I think about stuff all the time, basically every waking moment.
Yes, and it usually has nothing to do with what I'm actually doing.
Yes, but it's usually related to what i'm actually doing.
I would assume that a disproportionate number of you, being writers and journalers and things, would answer yes, you think about things a lot, but generally when I ask this question of RL people, they seem to think that I am a little cracked.
So we went to this comedy show (i swear this connects) in the back of Doc Holiday's (it's exactly as pathetic as it sounds), and as I'm sitting there, being smoked upon and knowing that my mother's promises of "it will only be an hour" are a patent lie, a chance question from the comic (oh how loosely I use the term 'comic') gets a drunken "yaaaayyyyy" from the crowd.
The question was "who here is getting laid tonight?"

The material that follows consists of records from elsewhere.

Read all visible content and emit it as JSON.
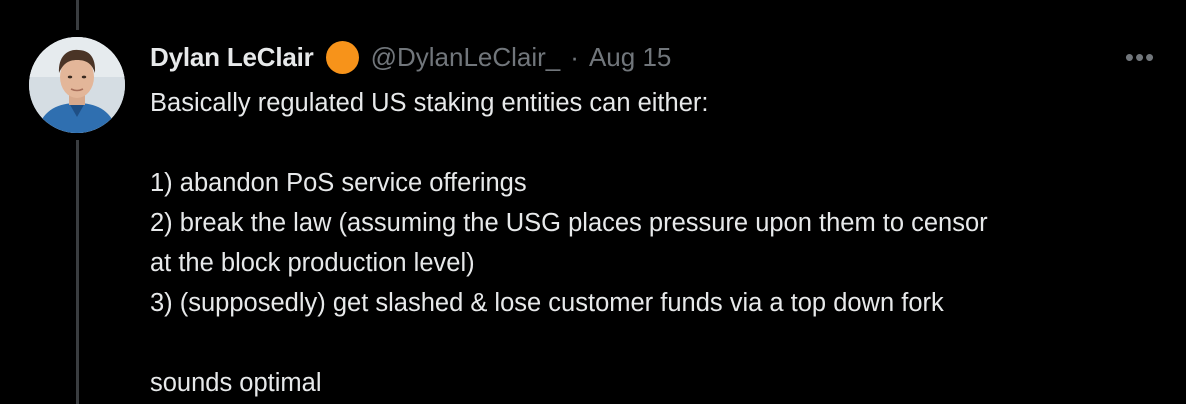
{
  "tweet": {
    "author": {
      "display_name": "Dylan LeClair",
      "handle": "@DylanLeClair_",
      "badge_color": "#f7931a"
    },
    "separator": "·",
    "timestamp": "Aug 15",
    "more_icon": "more-horizontal-icon",
    "more_label": "•••",
    "text": {
      "intro": "Basically regulated US staking entities can either:",
      "item1": "1) abandon PoS service offerings",
      "item2_line1": "2) break the law (assuming the USG places pressure upon them to censor",
      "item2_line2": "at the block production level)",
      "item3": "3) (supposedly) get slashed & lose customer funds via a top down fork",
      "outro": "sounds optimal"
    }
  },
  "colors": {
    "background": "#000000",
    "text_primary": "#e7e9ea",
    "text_secondary": "#71767b",
    "thread_line": "#3a3d40"
  }
}
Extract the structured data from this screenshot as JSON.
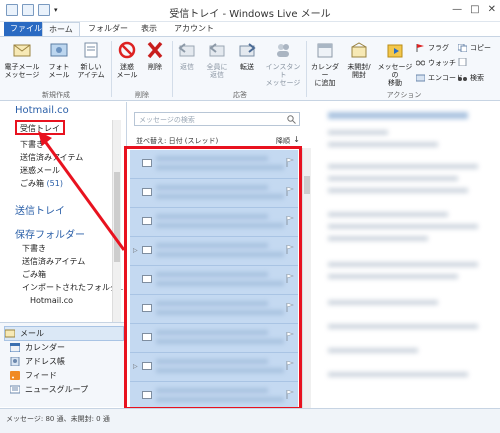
{
  "window": {
    "title": "受信トレイ - Windows Live メール"
  },
  "tabs": [
    "ファイル",
    "ホーム",
    "フォルダー",
    "表示",
    "アカウント"
  ],
  "ribbon": {
    "new_email": "電子メール\nメッセージ",
    "photo_email": "フォト\nメール",
    "new_item": "新しい\nアイテム",
    "junk": "迷惑\nメール",
    "delete": "削除",
    "reply": "返信",
    "reply_all": "全員に\n返信",
    "forward": "転送",
    "im": "インスタント\nメッセージ",
    "add_calendar": "カレンダー\nに追加",
    "unread_read": "未開封/\n開封",
    "move_message": "メッセージの\n移動",
    "flag": "フラグ",
    "watch": "ウォッチ",
    "encode": "エンコード",
    "copy": "コピー",
    "search": "検索",
    "group_new": "新規作成",
    "group_delete": "削除",
    "group_respond": "応答",
    "group_actions": "アクション"
  },
  "folders": {
    "account": "Hotmail.co",
    "items": [
      "受信トレイ",
      "下書き",
      "送信済みアイテム",
      "迷惑メール",
      "ごみ箱"
    ],
    "trash_count": "(51)",
    "outbox": "送信トレイ",
    "saved_header": "保存フォルダー",
    "saved_items": [
      "下書き",
      "送信済みアイテム",
      "ごみ箱",
      "インポートされたフォルダ…"
    ],
    "saved_account": "Hotmail.co"
  },
  "nav": [
    "メール",
    "カレンダー",
    "アドレス帳",
    "フィード",
    "ニュースグループ"
  ],
  "list": {
    "search_placeholder": "メッセージの検索",
    "sort_label": "並べ替え: 日付 (スレッド)",
    "order_label": "降順"
  },
  "status": {
    "text": "メッセージ: 80 通、未開封: 0 通"
  },
  "colors": {
    "accent": "#2a6ac2",
    "highlight": "#e8121f",
    "selection": "#c4d9f1"
  }
}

And suddenly i think to myself, I'm surrounded by people who are a) drunk and b) getting laid, c) two of whom are my parents. And then I think, not only am I doing neither a nor b, but actually even if I did start getting drunk and find somebody to sleep with at that moment, both drinking and sleeping with somebody random will just end up with me feeling like crap, not only in the end, but as it's actually happening.

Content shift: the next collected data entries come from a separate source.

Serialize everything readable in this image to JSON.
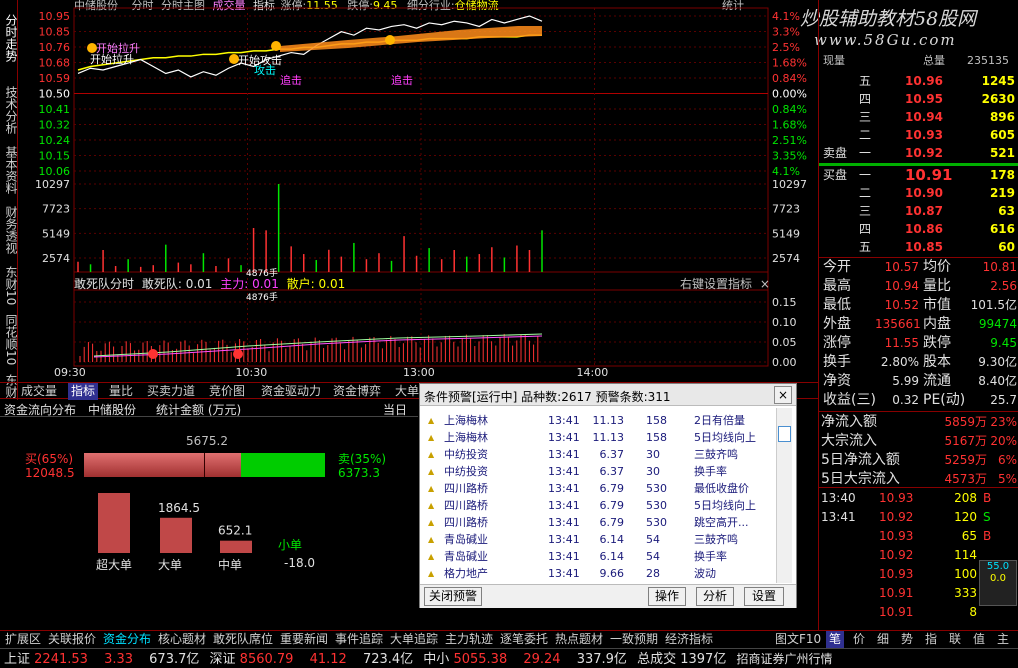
{
  "header": {
    "stock": "中储股份",
    "t1": "分时",
    "t2": "分时主图",
    "t3": "成交量",
    "t4": "指标",
    "zt_label": "涨停:",
    "zt_val": "11.55",
    "dt_label": "跌停:",
    "dt_val": "9.45",
    "industry_label": "细分行业:",
    "industry": "仓储物流",
    "stat": "统计"
  },
  "left_tabs": [
    "分时走势",
    "技术分析",
    "基本资料",
    "财务透视",
    "东财10",
    "同花顺10",
    "东财"
  ],
  "price_axis_left": [
    "10.95",
    "10.85",
    "10.76",
    "10.68",
    "10.59",
    "10.50",
    "10.41",
    "10.32",
    "10.24",
    "10.15",
    "10.06"
  ],
  "pct_axis_right": [
    "4.1%",
    "3.3%",
    "2.5%",
    "1.68%",
    "0.84%",
    "0.00%",
    "0.84%",
    "1.68%",
    "2.51%",
    "3.35%",
    "4.1%"
  ],
  "vol_axis_left": [
    "10297",
    "7723",
    "5149",
    "2574"
  ],
  "vol_axis_right": [
    "10297",
    "7723",
    "5149",
    "2574"
  ],
  "ind_axis_right": [
    "0.15",
    "0.10",
    "0.05",
    "0.00"
  ],
  "time_axis": [
    "09:30",
    "10:30",
    "13:00",
    "14:00"
  ],
  "indicator_line": {
    "name": "敢死队分时",
    "p1": "敢死队: 0.01",
    "p2": "主力: 0.01",
    "p3": "散户: 0.01",
    "right": "右键设置指标",
    "close": "×"
  },
  "signals": {
    "s1": "开始拉升",
    "s2": "开始拉升",
    "s3": "开始攻击",
    "s4": "攻击",
    "s5": "追击",
    "s6": "追击",
    "vol_mark1": "4876手",
    "vol_mark2": "4876手"
  },
  "watermark": {
    "line1": "炒股辅助教材58股网",
    "line2": "www.58Gu.com"
  },
  "chart_data": {
    "type": "line",
    "title": "中储股份 分时",
    "x": [
      "09:30",
      "10:30",
      "13:00",
      "14:00"
    ],
    "ylim": [
      10.06,
      10.95
    ],
    "prev_close": 10.5,
    "series": [
      {
        "name": "价格",
        "values": [
          10.62,
          10.65,
          10.64,
          10.66,
          10.68,
          10.7,
          10.66,
          10.62,
          10.64,
          10.6,
          10.63,
          10.61,
          10.65,
          10.68,
          10.66,
          10.7,
          10.72,
          10.74,
          10.73,
          10.78,
          10.82,
          10.86,
          10.84,
          10.88,
          10.87,
          10.89,
          10.9,
          10.88,
          10.91,
          10.9,
          10.92,
          10.91,
          10.89,
          10.93,
          10.91,
          10.93,
          10.95,
          10.92
        ]
      },
      {
        "name": "均价",
        "values": [
          10.64,
          10.66,
          10.67,
          10.68,
          10.69,
          10.7,
          10.71,
          10.71,
          10.72,
          10.72,
          10.73,
          10.73,
          10.74,
          10.74,
          10.75,
          10.75,
          10.76,
          10.76,
          10.77,
          10.77,
          10.78,
          10.79,
          10.79,
          10.8,
          10.8,
          10.81,
          10.81,
          10.81,
          10.82,
          10.82,
          10.82,
          10.82,
          10.83,
          10.83,
          10.83,
          10.83,
          10.84,
          10.84
        ]
      }
    ],
    "volume": [
      1200,
      900,
      2574,
      700,
      1500,
      600,
      800,
      3200,
      1100,
      900,
      2200,
      700,
      1600,
      800,
      5149,
      4876,
      10297,
      3000,
      2100,
      1400,
      2600,
      1800,
      3400,
      1500,
      2200,
      1300,
      4200,
      1900,
      2800,
      1500,
      2574,
      1800,
      2100,
      2900,
      1700,
      3100,
      2574,
      4876
    ]
  },
  "right_panel": {
    "top_row": {
      "l": "现量",
      "r1": "总量",
      "r2": "235135"
    },
    "sells": [
      {
        "lvl": "五",
        "p": "10.96",
        "v": "1245"
      },
      {
        "lvl": "四",
        "p": "10.95",
        "v": "2630"
      },
      {
        "lvl": "三",
        "p": "10.94",
        "v": "896"
      },
      {
        "lvl": "二",
        "p": "10.93",
        "v": "605"
      },
      {
        "lvl": "一",
        "p": "10.92",
        "v": "521"
      }
    ],
    "sell_label": "卖盘",
    "buy_label": "买盘",
    "buys": [
      {
        "lvl": "一",
        "p": "10.91",
        "v": "178"
      },
      {
        "lvl": "二",
        "p": "10.90",
        "v": "219"
      },
      {
        "lvl": "三",
        "p": "10.87",
        "v": "63"
      },
      {
        "lvl": "四",
        "p": "10.86",
        "v": "616"
      },
      {
        "lvl": "五",
        "p": "10.85",
        "v": "60"
      }
    ],
    "stats": [
      {
        "l": "今开",
        "v": "10.57",
        "l2": "均价",
        "v2": "10.81"
      },
      {
        "l": "最高",
        "v": "10.94",
        "l2": "量比",
        "v2": "2.56"
      },
      {
        "l": "最低",
        "v": "10.52",
        "l2": "市值",
        "v2": "101.5亿"
      },
      {
        "l": "外盘",
        "v": "135661",
        "l2": "内盘",
        "v2": "99474"
      },
      {
        "l": "涨停",
        "v": "11.55",
        "l2": "跌停",
        "v2": "9.45"
      },
      {
        "l": "换手",
        "v": "2.80%",
        "l2": "股本",
        "v2": "9.30亿"
      },
      {
        "l": "净资",
        "v": "5.99",
        "l2": "流通",
        "v2": "8.40亿"
      },
      {
        "l": "收益(三)",
        "v": "0.32",
        "l2": "PE(动)",
        "v2": "25.7"
      }
    ],
    "flows": [
      {
        "l": "净流入额",
        "v": "5859万",
        "p": "23%"
      },
      {
        "l": "大宗流入",
        "v": "5167万",
        "p": "20%"
      },
      {
        "l": "5日净流入额",
        "v": "5259万",
        "p": "6%"
      },
      {
        "l": "5日大宗流入",
        "v": "4573万",
        "p": "5%"
      }
    ],
    "ticks": [
      {
        "t": "13:40",
        "p": "10.93",
        "v": "208",
        "d": "B"
      },
      {
        "t": "13:41",
        "p": "10.92",
        "v": "120",
        "d": "S"
      },
      {
        "t": "",
        "p": "10.93",
        "v": "65",
        "d": "B"
      },
      {
        "t": "",
        "p": "10.92",
        "v": "114",
        "d": ""
      },
      {
        "t": "",
        "p": "10.93",
        "v": "100",
        "d": ""
      },
      {
        "t": "",
        "p": "10.91",
        "v": "333",
        "d": ""
      },
      {
        "t": "",
        "p": "10.91",
        "v": "8",
        "d": ""
      }
    ],
    "mini": {
      "a": "55.0",
      "b": "0.0"
    }
  },
  "sub_tabs": [
    "成交量",
    "指标",
    "量比",
    "买卖力道",
    "竞价图",
    "资金驱动力",
    "资金博弈",
    "大单动向",
    "溯"
  ],
  "fund_panel": {
    "title": "资金流向分布",
    "stock": "中储股份",
    "unit": "统计金额 (万元)",
    "today": "当日",
    "total": "5675.2",
    "buy_label": "买(65%)",
    "buy_val": "12048.5",
    "sell_label": "卖(35%)",
    "sell_val": "6373.3",
    "buy_ratio": 0.65,
    "bars": [
      {
        "name": "超大单",
        "v": "3176.6",
        "num": 3176.6
      },
      {
        "name": "大单",
        "v": "1864.5",
        "num": 1864.5
      },
      {
        "name": "中单",
        "v": "652.1",
        "num": 652.1
      },
      {
        "name": "小单",
        "v": "-18.0",
        "num": -18.0
      }
    ]
  },
  "popup": {
    "title": "条件预警[运行中] 品种数:2617 预警条数:311",
    "close": "×",
    "rows": [
      {
        "n": "上海梅林",
        "t": "13:41",
        "p": "11.13",
        "c": "158",
        "m": "2日有倍量"
      },
      {
        "n": "上海梅林",
        "t": "13:41",
        "p": "11.13",
        "c": "158",
        "m": "5日均线向上"
      },
      {
        "n": "中纺投资",
        "t": "13:41",
        "p": "6.37",
        "c": "30",
        "m": "三鼓齐鸣"
      },
      {
        "n": "中纺投资",
        "t": "13:41",
        "p": "6.37",
        "c": "30",
        "m": "换手率"
      },
      {
        "n": "四川路桥",
        "t": "13:41",
        "p": "6.79",
        "c": "530",
        "m": "最低收盘价"
      },
      {
        "n": "四川路桥",
        "t": "13:41",
        "p": "6.79",
        "c": "530",
        "m": "5日均线向上"
      },
      {
        "n": "四川路桥",
        "t": "13:41",
        "p": "6.79",
        "c": "530",
        "m": "跳空高开..."
      },
      {
        "n": "青岛碱业",
        "t": "13:41",
        "p": "6.14",
        "c": "54",
        "m": "三鼓齐鸣"
      },
      {
        "n": "青岛碱业",
        "t": "13:41",
        "p": "6.14",
        "c": "54",
        "m": "换手率"
      },
      {
        "n": "格力地产",
        "t": "13:41",
        "p": "9.66",
        "c": "28",
        "m": "波动"
      }
    ],
    "btn_close": "关闭预警",
    "btn_op": "操作",
    "btn_an": "分析",
    "btn_set": "设置"
  },
  "bottom_tabs": [
    "扩展区",
    "关联报价",
    "资金分布",
    "核心题材",
    "敢死队席位",
    "重要新闻",
    "事件追踪",
    "大单追踪",
    "主力轨迹",
    "逐笔委托",
    "热点题材",
    "一致预期",
    "经济指标"
  ],
  "bottom_right": [
    "图文F10",
    "笔",
    "价",
    "细",
    "势",
    "指",
    "联",
    "值",
    "主"
  ],
  "status": {
    "sh": "上证",
    "sh_v": "2241.53",
    "sh_c": "3.33",
    "sh_a": "673.7亿",
    "sz": "深证",
    "sz_v": "8560.79",
    "sz_c": "41.12",
    "sz_a": "723.4亿",
    "zx": "中小",
    "zx_v": "5055.38",
    "zx_c": "29.24",
    "zx_a": "337.9亿",
    "tot": "总成交",
    "tot_v": "1397亿",
    "broker": "招商证券广州行情"
  },
  "colors": {
    "up": "#ff3232",
    "down": "#00e600",
    "avg": "#ffff00",
    "price": "#ffffff",
    "grid": "#7a0000",
    "axis_text": "#ff3232"
  }
}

And then I thought, because I watch Futurama a lot, "Aw, I just made myself sad."
I find that this has been happening rather frequently lately, where in the midst of situations which are not requiring my full attention, and increasingly these days it takes at least two things to do that, such as watching tv and writing, or knitting and watching anime, i keep taking mental stock of how I feel about everything.
And I should stop, because i don't typically come away feeling very pleased.
I don't really have a point here, because since I can't remember a time where I wasn't talking to myself in my head all the time I'm pretty sure i'm not going to stop any time soon, nor is there really anything so heinously wrong that I should honestly even be complaining about it.
Increasingly, however, i think that the real key to being happier would be to be much stupider than I am. Certainly i was surrounded by a lot of much stupider, much happier people earlier this evening, many of whom are probably getting laid right now despite the fact that very few of them were even mildly attractive.
Before the 'comedy' I had been writing, but now I feel like my funny has all been drained by osmosis. so I guess I will just sit here next to the internet instead.